The Fiery Know-It-All
Another of the minor mascots from Seoul is Jujak, a red bird who is slightly cynical but has seen and remembers pretty much everything, even when others forget. This is what I need for my code reviewer. A person who gets fired up about injustice to the codebase. Someone who remembers the original intention and sees the bugs when the development gets too fast and starts to drift or get sloppy.
Jujak runs on a mixture of models. Starts with Claude Sonnet and shifts to OpenAI Codex-max for code reviews.
The Signal Scanner
The newest mascot for Jeju City is Kkiyo, a Jeju dolphin. There’s not a lot of backstory I could find on this mascot, but dolphins have an attribute that fills a role I often reach for. They use echolocation for navigation, communication, and hunting. It allows them to be aware of their environment without having to see it directly. Kkiyo is my Research and Intelligence agent. I send a topic, article, or request, and Kkiyo swims out over the internet waves and brings back the signal from all the noise.

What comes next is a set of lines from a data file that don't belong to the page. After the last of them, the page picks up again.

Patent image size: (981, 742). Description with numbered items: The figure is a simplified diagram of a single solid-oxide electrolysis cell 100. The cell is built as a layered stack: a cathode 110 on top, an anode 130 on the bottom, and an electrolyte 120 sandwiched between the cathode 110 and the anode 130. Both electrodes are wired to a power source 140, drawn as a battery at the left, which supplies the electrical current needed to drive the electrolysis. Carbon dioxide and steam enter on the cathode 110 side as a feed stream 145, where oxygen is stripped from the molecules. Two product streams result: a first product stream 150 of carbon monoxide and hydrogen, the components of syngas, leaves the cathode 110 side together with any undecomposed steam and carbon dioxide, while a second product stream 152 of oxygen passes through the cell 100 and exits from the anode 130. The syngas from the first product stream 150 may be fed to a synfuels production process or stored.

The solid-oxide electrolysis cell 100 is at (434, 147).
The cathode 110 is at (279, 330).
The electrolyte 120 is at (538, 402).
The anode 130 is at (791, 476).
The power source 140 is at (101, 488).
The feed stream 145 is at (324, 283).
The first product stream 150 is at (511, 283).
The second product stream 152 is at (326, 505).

Kkiyo runs on a mixture of models. Starts on Claude Haiku, shifts to multiple deep research models (Perplexity Sonar, Gemini, Tongyi, OpenAI ChatGPT o4-mini) to gather verifiably sourced data, then shifts to Claude Opus to synthesize and write reports.
The Intelligent Extrovert
The mascot for Busan (and honestly, my favorite) is Boogi, a seagull. Boogie is naturally equipped to be my content manager because Boogie is currently employed in the Busan Metropolitan City Media Division. Even without that, Boogi’s social game is on point across multiple apps. It’s a no-brainer to have Boogie handle my editing, content calendar, and other various social media tasks. But for real, look Boogi up. I’m not going to give you any links. I’m going to let you enjoy the discovery process of this fantastic mascot on your own. It’s a rich experience. Boogi is just great from top to bottom.
Boogie runs on a mixture of models. Starts on OpenAI GPT 5.2, but depending on the style/type of content to be edited, shifts to Claude Opus or Kimi K2.
The Dream Team
There are two more mascots in planning stages (both more Korean mascots), a wellness persona, and a travel persona, but it’s hard to spend time on the non-work-related stuff right now, so this is it for now.
So far, among all the setups I’ve seen and experimented with, this configuration of agents allows more to be in the loop, as much or as little as I need to achieve the desired output. Is it the fastest or best way? Definitely not. It gets me where I need to go, though, without too much backtracking, although there’s still plenty of that. You'll hear more about that in upcoming publications.
With the crew in place and running smoothly (finally), we’ll be back to the regular publishing schedule on Tuesdays and Thursdays. I just thought it was worth introducing them all. They won’t be visible in The Context Window. It’s still just going to be authored by DiscreetBear and me, but they are definitely a part of it and worthy of a mention.